In order to support this learning, the Los Alamos Public Schools Prevention Program offers a series of Peaceful Parent groups where parents and caregivers can learn practical tools for understanding and regulating child behavior and make connections with other parents in the community. 

The information below, adapted from the North American Council on Adoptable Children website, explains how listening and responding to a child’s behavior can have long-term positive effects.

Behavior is one way we communicate with each other. When a baby is born, they are completely dependent on their parents. Crying is a signal to the parent that there is a need—a need that the baby cannot satisfy on their own. When we look at behavior as a message, our role as parents is to find the child’s underlying need. 

When children do not know how to verbally express their needs, they “speak” through their behaviors. When a parent can stop, pause, and “listen” to the behavior of a child, it can become quite obvious what the child is saying. 

As children get older, we begin to expect more compliant behavior. When children are not compliant we say that a child is displaying “attention seeking behaviors.” 

Meeting the child’s underlying need creates the opportunity to help a child correct their behavior through teaching moments. Teaching children how to communicate their needs is the key. 

Neuroscience, specifically the concept of neuroplasticity, tells us that the brain is ever changing and has the ability to continually formulate new connections. In the past, it was believed that once we were hard-wired one way, we simply had to accept what we were given. However, brain scan imaging shows us that we are actually creating new connections all the time. This is even more true for children during their developmental years.
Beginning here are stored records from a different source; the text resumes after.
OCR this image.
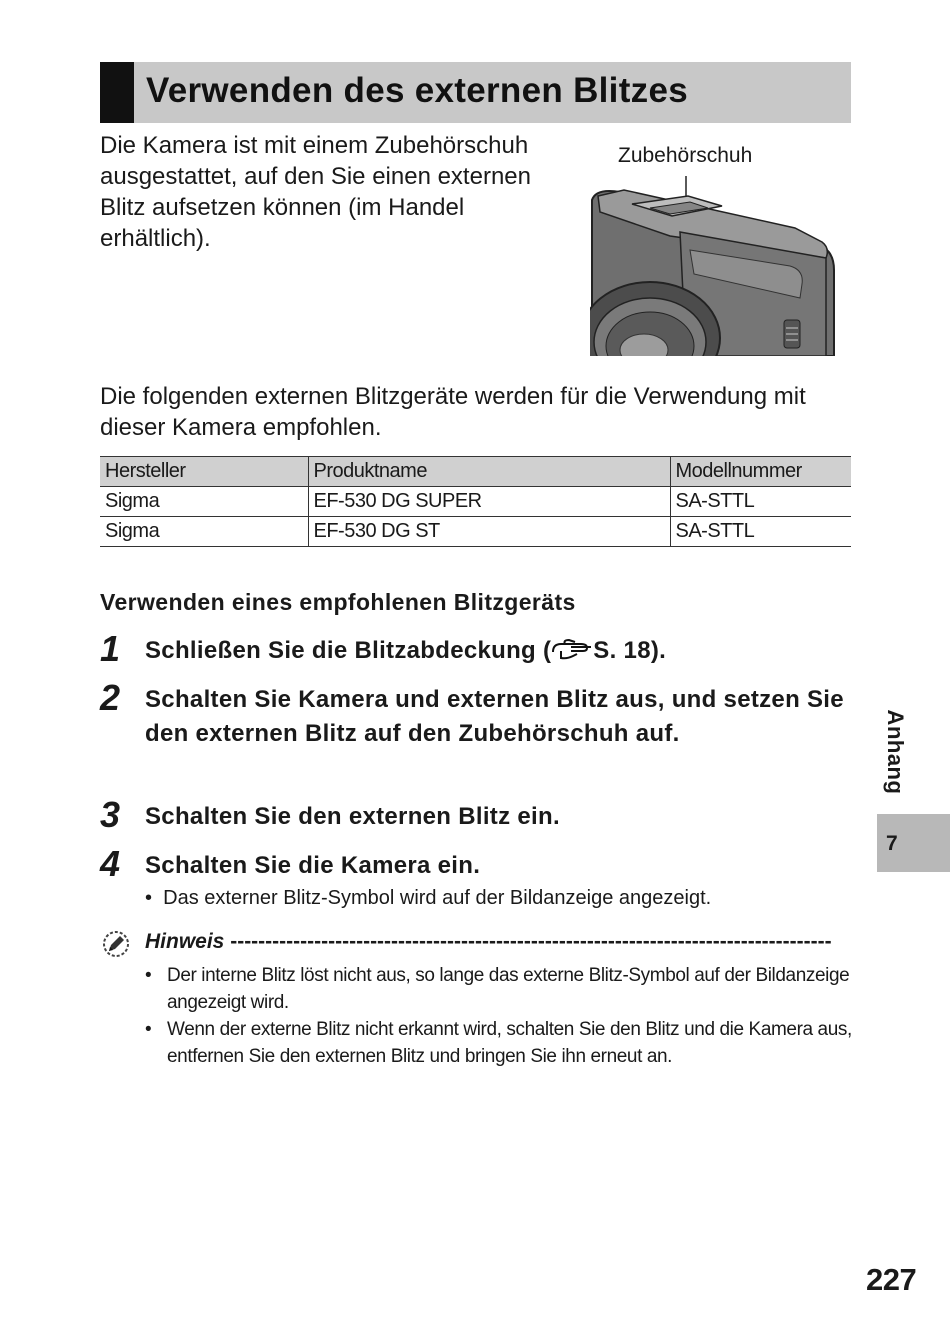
Verwenden des externen Blitzes
Die Kamera ist mit einem Zubehörschuh ausgestattet, auf den Sie einen externen Blitz aufsetzen können (im Handel erhältlich).
Zubehörschuh
Die folgenden externen Blitzgeräte werden für die Verwendung mit dieser Kamera empfohlen.
Hersteller	Produktname	Modellnummer
Sigma	EF-530 DG SUPER	SA-STTL
Sigma	EF-530 DG ST	SA-STTL
Verwenden eines empfohlenen Blitzgeräts
1 Schließen Sie die Blitzabdeckung ( S. 18).
2 Schalten Sie Kamera und externen Blitz aus, und setzen Sie den externen Blitz auf den Zubehörschuh auf.
3 Schalten Sie den externen Blitz ein.
4 Schalten Sie die Kamera ein.
• Das externer Blitz-Symbol wird auf der Bildanzeige angezeigt.
Hinweis --------------------------------------------------------------------------------------
• Der interne Blitz löst nicht aus, so lange das externe Blitz-Symbol auf der Bildanzeige angezeigt wird.
• Wenn der externe Blitz nicht erkannt wird, schalten Sie den Blitz und die Kamera aus, entfernen Sie den externen Blitz und bringen Sie ihn erneut an.
Anhang
7
227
Taking the time to “listen” to a child’s behavior and then teaching them  how to express their needs will help them become equipped to have a more positive long-term future.

Parenting a child with challenging behaviors on a day-to-day basis, taking the time in every interaction to first listen to the behaviors in order to get to the underlying need, takes a tremendous amount of time and emotional energy. It can be  easy to lose sight of the idea that behavior is the language of a child. Over time, however, this investment of time and patience will be returned in a happier, more independent child and a stronger, more cooperative parent-child relationship.